Day Seven: Siena to Rome

Suitcases packed (3 bottles of wine heavier!) and stomachs fed, we caught a taxi to Siena’s train station. To get to Rome, we would have two legs to complete our journey.

  • Leg 1: Siena to Florence SMN – approx 1.5hrs.
  • Leg 2: Florence SMN to Rome Termini – approx 1.5hrs.

Having had problems on our train to Siena, it was with trepidation that we boarded the return to Florence, hoping that we wouldn’t have a repeat cancellation and therefore missing our connecting train to Rome! Thankfully, this was not the case and we were able to travel Leg 1 in the comfort that we would catch the connection.

During the first railway stint, it was time to scrub up on my knowledge of Rome and to map out the next few days. Admittedly, I know little of Rome and the significance of each tourist attraction. Nic on the other hand, understands a little more of the city’s layout and thus spent the journey earphones in for some peace and quiet.

We are staying in an Airbnb in the North-East of Rome, an area known for the Santa Maria Maggiore, the Trevi fountain and the up-and-coming district of Monti, which is the place to go for shops and street food. Just further out, there is also MAXXI; a modern art gallery, showcasing 21st century Italian artists. If we get the chance, I would love to see the contrast between Renaissance and ‘now’. So, my first thoughts are to spend our first afternoon exploring here.

Tomorrow, we have tickets booked for the Vatican Museums and Sistine Chapel, with breakfast included. With an early start, we should make St.Peter’s Basilica at 7am too. I’m certain this will be our most exhausting day in a Rome! The Pantheon is also in the area. Let’s face it, the sights in and around the Vatican are endless so we’ll need to be selective. As for the 7km (4 mile) stretch of the Vatican Museums, we definitely want to see the Raphael Rooms, the Sistine Chapel and the Maps Room…what we manage to squeeze in after that is yet to be decided!

What we actually managed to do…

  1. Mercato Centrale – luckily for us, I had booked our Airbnb opposite the Rome’s version of the same food market we visited in Florence, only with different artisans and therefore different Italian delicacies. We ate Ragu Arancini and Ricotta stuffed Cannoli.
  2. Santa Maria Maggiore – Rome’s largest of its 26 churches dedicated to the Virgin Mary. Absolutely beautiful, only 10 minutes away from our apartment and free to go inside. The gold used to decorate the gilded ceiling inside, was some of the first to be brought back from America by Columbus!

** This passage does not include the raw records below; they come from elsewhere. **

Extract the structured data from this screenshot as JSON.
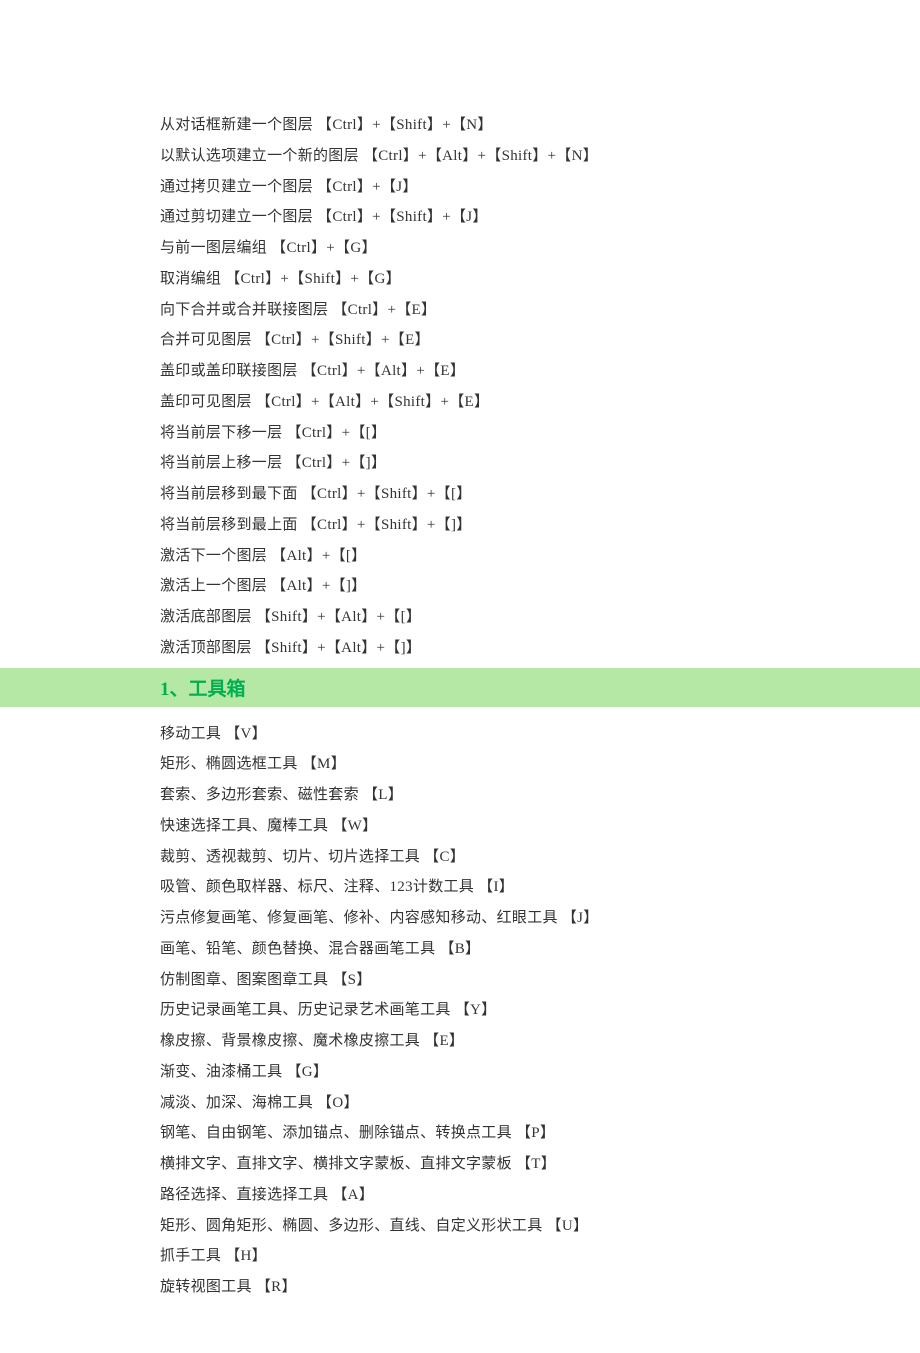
{
  "section1": {
    "lines": [
      "从对话框新建一个图层 【Ctrl】+【Shift】+【N】",
      "以默认选项建立一个新的图层 【Ctrl】+【Alt】+【Shift】+【N】",
      "通过拷贝建立一个图层 【Ctrl】+【J】",
      "通过剪切建立一个图层 【Ctrl】+【Shift】+【J】",
      "与前一图层编组 【Ctrl】+【G】",
      "取消编组 【Ctrl】+【Shift】+【G】",
      "向下合并或合并联接图层 【Ctrl】+【E】",
      "合并可见图层 【Ctrl】+【Shift】+【E】",
      "盖印或盖印联接图层 【Ctrl】+【Alt】+【E】",
      "盖印可见图层 【Ctrl】+【Alt】+【Shift】+【E】",
      "将当前层下移一层 【Ctrl】+【[】",
      "将当前层上移一层 【Ctrl】+【]】",
      "将当前层移到最下面 【Ctrl】+【Shift】+【[】",
      "将当前层移到最上面 【Ctrl】+【Shift】+【]】",
      "激活下一个图层 【Alt】+【[】",
      "激活上一个图层 【Alt】+【]】",
      "激活底部图层 【Shift】+【Alt】+【[】",
      "激活顶部图层 【Shift】+【Alt】+【]】"
    ]
  },
  "header": {
    "title": "1、工具箱"
  },
  "section2": {
    "lines": [
      "移动工具 【V】",
      "矩形、椭圆选框工具 【M】",
      "套索、多边形套索、磁性套索 【L】",
      "快速选择工具、魔棒工具 【W】",
      "裁剪、透视裁剪、切片、切片选择工具 【C】",
      "吸管、颜色取样器、标尺、注释、123计数工具 【I】",
      "污点修复画笔、修复画笔、修补、内容感知移动、红眼工具 【J】",
      "画笔、铅笔、颜色替换、混合器画笔工具 【B】",
      "仿制图章、图案图章工具 【S】",
      "历史记录画笔工具、历史记录艺术画笔工具 【Y】",
      "橡皮擦、背景橡皮擦、魔术橡皮擦工具 【E】",
      "渐变、油漆桶工具 【G】",
      "减淡、加深、海棉工具 【O】",
      "钢笔、自由钢笔、添加锚点、删除锚点、转换点工具 【P】",
      "横排文字、直排文字、横排文字蒙板、直排文字蒙板 【T】",
      "路径选择、直接选择工具 【A】",
      "矩形、圆角矩形、椭圆、多边形、直线、自定义形状工具 【U】",
      "抓手工具 【H】",
      "旋转视图工具 【R】"
    ]
  }
}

3. San Carlo Quattro Fontane – Then, we took a road towards Piazza Barberini and passed four fountains that face one another on a crossroad where Barromini was commissioned to build a church and convent. Also along this road is the Palazzo Barberini which houses the National Gallery of Antique Art. Closed on Monday, we were unable to enter, however the exterior with it’s palm trees was beautiful nonetheless!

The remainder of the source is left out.